Dreaming Accountability

photo of a hill of long golden and brown wind-swept grass surrounded by hills covered with green trees and in the distance, lush green pine trees that silhouette the hills in the distance under a cloudy sky at dusk.

[photo of a hill of long golden and brown wind-swept grass surrounded by hills covered with green trees and in the distance, lush green pine trees that silhouette the hills in the distance under a cloudy sky at dusk.]

What if accountability wasn’t scary? Take a breath and let that sink in for a second.

What if accountability wasn’t scary? It will never be easy or comfortable, but what if it wasn’t scary? What if our own accountability wasn’t something we ran from, but something we ran towards and desired, appreciated, held as sacred? What if we cherished opportunities to take accountability as precious opportunities to practice liberation? To practice love? To practice the kinds of people, elders-to-be, and souls we want to be? To practice that which we can only practice in real time? After all, we can only practice courage when we are afraid. We can only practice taking accountability when we have wronged or harmed or hurt. Practice yields the sharpest analysis.
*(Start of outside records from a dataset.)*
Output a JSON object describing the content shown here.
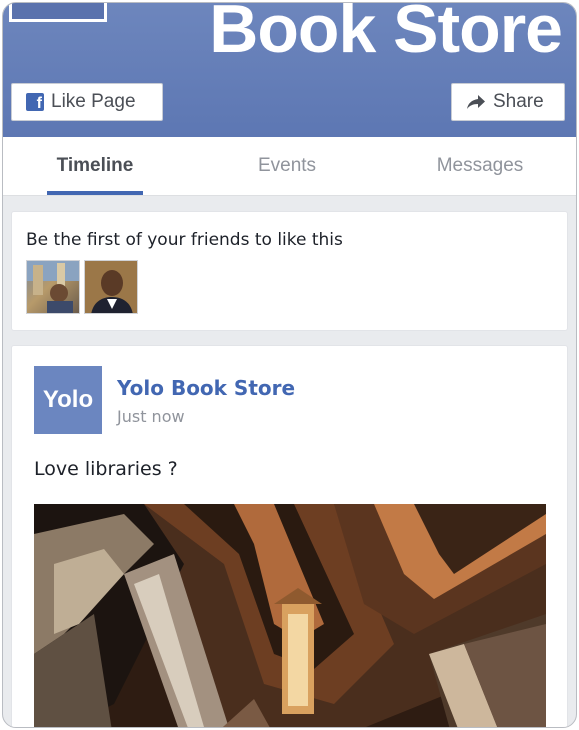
{
  "cover": {
    "title": "Book Store"
  },
  "actions": {
    "like_label": "Like Page",
    "share_label": "Share"
  },
  "tabs": [
    {
      "label": "Timeline",
      "active": true
    },
    {
      "label": "Events",
      "active": false
    },
    {
      "label": "Messages",
      "active": false
    }
  ],
  "friends": {
    "text": "Be the first of your friends to like this"
  },
  "post": {
    "page_logo_text": "Yolo",
    "page_name": "Yolo Book Store",
    "time": "Just now",
    "text": "Love libraries ?"
  },
  "colors": {
    "brand": "#4267b2",
    "cover": "#6580b9"
  },
  "icons": {
    "like": "facebook-f-icon",
    "share": "share-arrow-icon"
  }
}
Accountability is not a destination, it is a skill we can build and practice. It is an art, a craft, an alchemy we can learn how to wield, just as we have learned how to wield hurt and shame and fear. If accountability is a skill we value, then we must make room and make commitments to practice it ourselves each day, each week, each year. We can start small and build up our skills from there. We can start with our everyday relationships and those closest to us: our families, our friends, our partners, our coworkers, the earth.

We can start with our self-accountability and the ways that we don’t show up for ourselves. We can acknowledge how most of us are in an abusive relationship with ourselves. We blow past our own boundaries, we punish and beat ourselves up in terrible ways. We can start with the ways we treat and talk to ourselves—ways that we would clearly recognize as abuse if it were being done to another person. After all, our abusive relationship with ourselves lays the groundwork for an abusive world.
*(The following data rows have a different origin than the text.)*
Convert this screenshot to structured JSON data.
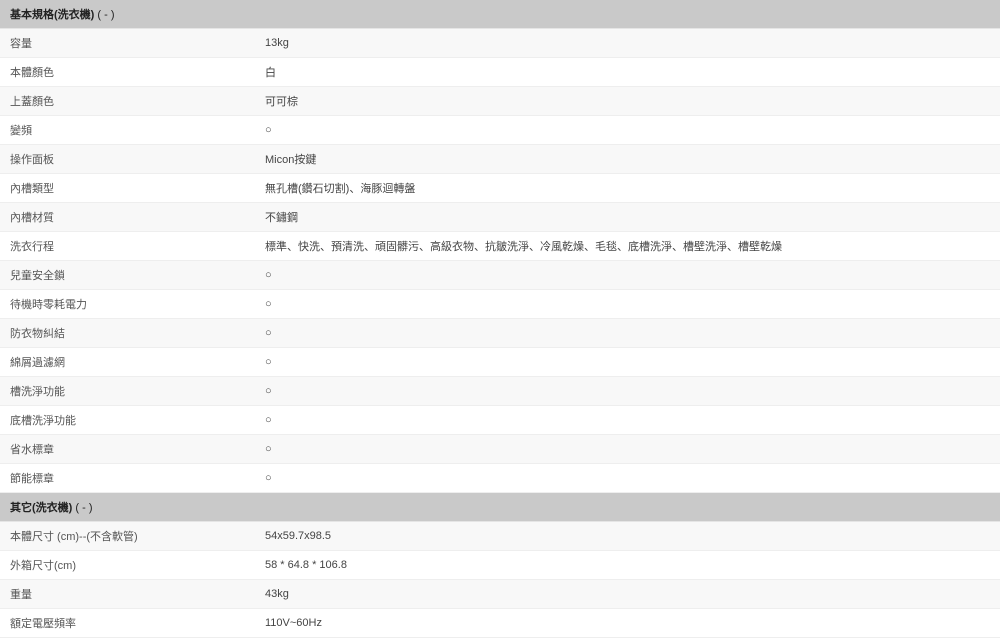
{
  "sections": [
    {
      "title": "基本規格(洗衣機)",
      "collapse": "( - )",
      "rows": [
        {
          "label": "容量",
          "value": "13kg"
        },
        {
          "label": "本體顏色",
          "value": "白"
        },
        {
          "label": "上蓋顏色",
          "value": "可可棕"
        },
        {
          "label": "變頻",
          "value": "○"
        },
        {
          "label": "操作面板",
          "value": "Micon按鍵"
        },
        {
          "label": "內槽類型",
          "value": "無孔槽(鑽石切割)、海豚迴轉盤"
        },
        {
          "label": "內槽材質",
          "value": "不鏽鋼"
        },
        {
          "label": "洗衣行程",
          "value": "標準、快洗、預清洗、頑固髒污、高級衣物、抗皺洗淨、冷風乾燥、毛毯、底槽洗淨、槽壁洗淨、槽壁乾燥"
        },
        {
          "label": "兒童安全鎖",
          "value": "○"
        },
        {
          "label": "待機時零耗電力",
          "value": "○"
        },
        {
          "label": "防衣物糾結",
          "value": "○"
        },
        {
          "label": "綿屑過濾網",
          "value": "○"
        },
        {
          "label": "槽洗淨功能",
          "value": "○"
        },
        {
          "label": "底槽洗淨功能",
          "value": "○"
        },
        {
          "label": "省水標章",
          "value": "○"
        },
        {
          "label": "節能標章",
          "value": "○"
        }
      ]
    },
    {
      "title": "其它(洗衣機)",
      "collapse": "( - )",
      "rows": [
        {
          "label": "本體尺寸 (cm)--(不含軟管)",
          "value": "54x59.7x98.5"
        },
        {
          "label": "外箱尺寸(cm)",
          "value": "58 * 64.8 * 106.8"
        },
        {
          "label": "重量",
          "value": "43kg"
        },
        {
          "label": "額定電壓頻率",
          "value": "110V~60Hz"
        }
      ]
    }
  ]
}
What if we embraced accountability as a reflection of our undeniable, incredible, tender humanity? As a magnificent example of what it means to be human and flawed and in relationship with one another? What if we welcomed the quickening of our pulse and the beating of our heart as signals of being alive and caring and what is most important to us: our relationships with each other? What if we listened to that fear—the fear of losing someone important to us or of losing ourselves?
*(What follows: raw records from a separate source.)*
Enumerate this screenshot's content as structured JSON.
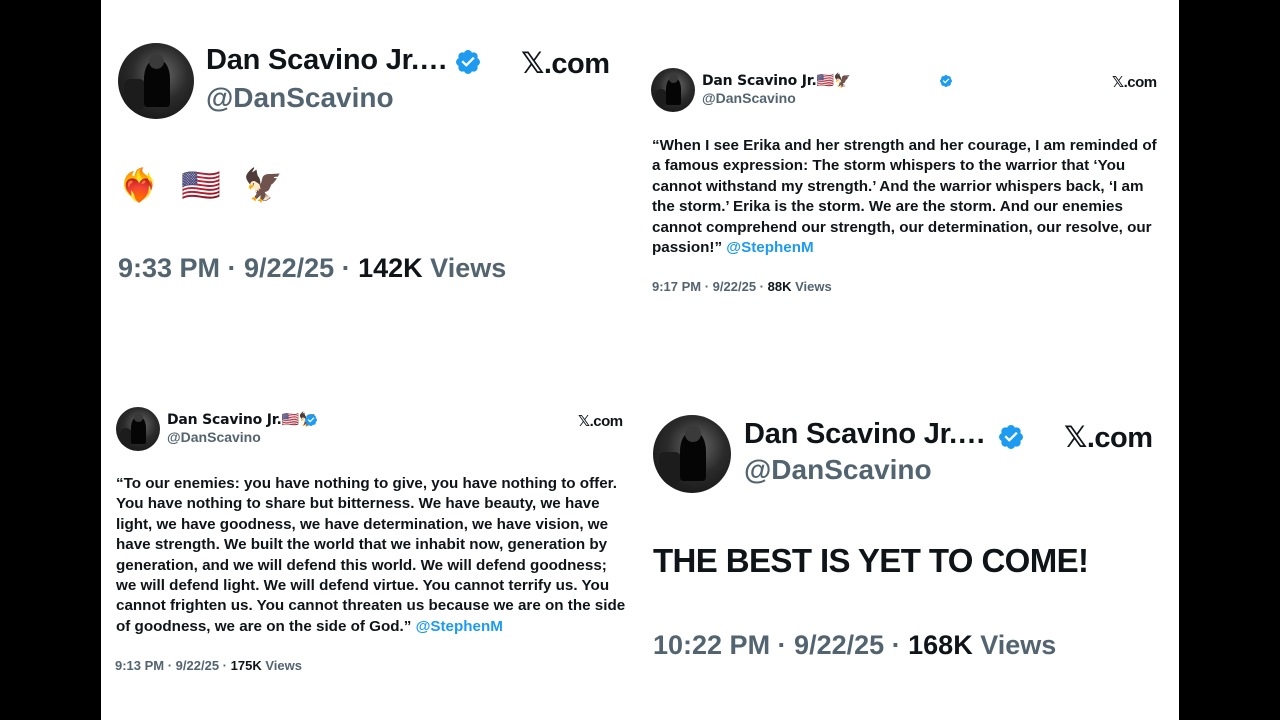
{
  "colors": {
    "text": "#0f1419",
    "secondary": "#536471",
    "link": "#1d9bf0",
    "verified": "#1d9bf0",
    "letterbox": "#000000"
  },
  "icons": {
    "verified": "verified-badge-icon",
    "x_logo": "x-logo-icon"
  },
  "tweets": [
    {
      "name": "Dan Scavino Jr.…",
      "handle": "@DanScavino",
      "site": ".com",
      "site_mark": "𝕏",
      "text": "❤️‍🔥 🇺🇸 🦅",
      "time": "9:33 PM · 9/22/25 · ",
      "views_count": "142K",
      "views_label": " Views"
    },
    {
      "name": "Dan Scavino Jr.🇺🇸🦅",
      "handle": "@DanScavino",
      "site": ".com",
      "site_mark": "𝕏",
      "text": "“When I see Erika and her strength and her courage, I am reminded of a famous expression: The storm whispers to the warrior that ‘You cannot withstand my strength.’ And the warrior whispers back, ‘I am the storm.’ Erika is the storm. We are the storm. And our enemies cannot comprehend our strength, our determination, our resolve, our passion!” ",
      "mention": "@StephenM",
      "time": "9:17 PM · 9/22/25 · ",
      "views_count": "88K",
      "views_label": " Views"
    },
    {
      "name": "Dan Scavino Jr.🇺🇸🦅",
      "handle": "@DanScavino",
      "site": ".com",
      "site_mark": "𝕏",
      "text": "“To our enemies: you have nothing to give, you have nothing to offer. You have nothing to share but bitterness. We have beauty, we have light, we have goodness, we have determination, we have vision, we have strength. We built the world that we inhabit now, generation by generation, and we will defend this world. We will defend goodness; we will defend light. We will defend virtue. You cannot terrify us. You cannot frighten us. You cannot threaten us because we are on the side of goodness, we are on the side of God.” ",
      "mention": "@StephenM",
      "time": "9:13 PM · 9/22/25 · ",
      "views_count": "175K",
      "views_label": " Views"
    },
    {
      "name": "Dan Scavino Jr.…",
      "handle": "@DanScavino",
      "site": ".com",
      "site_mark": "𝕏",
      "text": "THE BEST IS YET TO COME!",
      "time": "10:22 PM · 9/22/25 · ",
      "views_count": "168K",
      "views_label": " Views"
    }
  ]
}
What if we rushed towards our own accountability and understood it as a gift we can give to ourselves and those hurting from our harm? What if we understood our accountability, not as some small insignificant act, but as an intentional drop in an ever-growing river of healing, care, and repair that had the potential to nourish, comfort and build back trust on a large scale, carving new paths of hope and faith through mountains of fear and unacknowledged pain for generations?

What if we understood the harms we’ve caused and have been part of allowing, not as things that don’t need to be tended to or things that will blow over or be forgotten about in time? But instead as one small part of a collective gaping wound that we have been taught to pretend away that sits in the middle of our hearts, our relationships, our families, our movements, our country, our world? What if we all understood our parts—individually and collectively—in that collective gaping wound?

What if we could understand that in a violent and oppressive world, the work of love is never done?

What if accountability wasn’t rooted in punishment, revenge or superficiality, but rooted in our values, growth, transformation, healing, freedom, and liberation? What if the work of accountability was held as so supremely sacred, that people who got to practice it—truly practice it—were considered lucky and those who had the honor of supporting it and witnessing it were also changed for the better from its power? What if we understand that no amount of “tough love” or punishment could ever hold a candle to the long and hard labor, fear, and pain of facing our demons and our traumas? What if we learned to desire the challenging and the transformative, instead of the easy and the comfortable? After all, comfort and transformation do not live on the same block.

What if we stopped romanticizing transformation and genuinely understood that true transformation requires a death and birth, a letting go and a starting anew?

What if we spent more time practicing accountability, not just talking about it? So often, we want other people to be accountable, but what if we practiced our own accountability more? What if we started with the small things and built up our skills for the big things? What if we remembered that addressing the small things between us helps to prevent the big things?

What if we talked with each other about the things we’re trying to be more accountable for? What if we built relationships where we could have nuanced conversations about accountability, shame, fear, guilt, embarrassment, insecurity, trauma, and healing?

What if we took more time to dream accountability? What it could be and the kind of magic it could grow? What we need in order to practice it more and better, both individually and collectively? What if accountability was so normalized, so everyday, so run-of-the-mill, that it was second nature? That it was our default? That it was something that everyone knew about and you could easily pass a group of children and youth of any age casually talking about it?

What if accountability wasn’t scary? It will never be easy or comfortable, but what if it wasn’t scary? What if our own accountability wasn’t something we ran from, but something we ran towards and desired, appreciated, held as sacred?

 

What if we cherished opportunities to take accountability as precious opportunities to practice liberation? To practice love?